AMCP Partnership Forum Identifies Key Opportunities to Improve Patient Financial Burden in Oncology and Shift to Value-Based Care Models

Alexandria, Va., Nov. 21, 2017 — Thought leaders representing managed care organizations, providers, patients, biopharmaceutical manufacturers and other stakeholders gathered recently to find solutions to the financial burden of oncology care on patients, while also improving cancer treatment outcomes and advancing the concept of value-based health care. 

The Academy of Managed Care Pharmacy (AMCP) held a Partnership Forum “Driving Value and Outcomes in Oncology” on Nov. 14 and 15 outside of Washington, D.C. More than 30 experts from across the country discussed topics such as the importance of greater cost transparency for patients, and the need for new quality and value measures.

“Biopharmaceutical innovation is offering new hope for cancer patients that was inconceivable only a few short years ago,” said AMCP CEO Susan A. Cantrell, RPh, CAE. “But at the same time a lack of cost transparency and silos in our health care system can exacerbate the financial burden for patients, and these same factors are driving the need to move to value-based payment models.”

Participants examined and suggested solutions to various factors that lead to patient financial burden in oncology. They also reviewed the state of oncology quality measures and gaps, and identified specific considerations needed to measure value in cancer care. The group’s findings included:

  • Patients with cancer in a decentralized health care system confront unique problems, including information gaps in treatment costs, high non-medical treatment costs (e.g. transportation and employment hurdles), inadequate integration and portability of electronic health records, and end of life planning. 
  • Health care delivery and innovation in oncology treatments are changing, and insurance benefits along with quality and value measurements must reflect new care delivery models and best practices.
  • Insurance benefits must innovate to better support patient engagement and shared decision making, including through the development of oncology specific value-based insurance designs that incentivize patients to choose high-value care.
  • The system needs to develop meaningful patient-centered and actionable quality measures, while also retiring quality and process measures that no longer are pertinent.

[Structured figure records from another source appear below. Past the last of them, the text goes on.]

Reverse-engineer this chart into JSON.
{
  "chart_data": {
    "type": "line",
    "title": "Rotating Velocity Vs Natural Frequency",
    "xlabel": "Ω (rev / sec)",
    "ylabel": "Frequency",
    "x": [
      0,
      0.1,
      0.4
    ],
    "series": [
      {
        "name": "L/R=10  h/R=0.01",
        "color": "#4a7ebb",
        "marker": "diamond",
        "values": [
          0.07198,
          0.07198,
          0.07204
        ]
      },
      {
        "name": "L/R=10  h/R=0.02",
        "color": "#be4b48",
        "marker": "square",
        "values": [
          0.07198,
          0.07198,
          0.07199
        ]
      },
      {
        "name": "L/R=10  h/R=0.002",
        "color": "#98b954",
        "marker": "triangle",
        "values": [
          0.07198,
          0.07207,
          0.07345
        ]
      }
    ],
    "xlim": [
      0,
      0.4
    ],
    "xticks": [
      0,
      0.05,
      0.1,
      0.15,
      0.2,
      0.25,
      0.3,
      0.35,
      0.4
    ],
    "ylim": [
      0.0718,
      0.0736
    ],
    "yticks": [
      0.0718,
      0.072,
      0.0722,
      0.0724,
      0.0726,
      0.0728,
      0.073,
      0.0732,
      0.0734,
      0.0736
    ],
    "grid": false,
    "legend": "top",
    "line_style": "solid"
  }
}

The November Partnership Forum, AMCP’s second event focusing on value in oncology, builds on results of last year’s forum as well as recent research on gaps in measuring outcomes in oncology care and new cancer medicines. AMCP will use the results of this event to inform future strategic initiatives and advocacy efforts.

The event was made possible through sponsorships by Abbvie, Amgen, AstraZeneca, Foundation Medicine, Genentech, Gilead, Eli Lilly and Company, Merck, Sanofi, Takeda Oncology and Xcenda.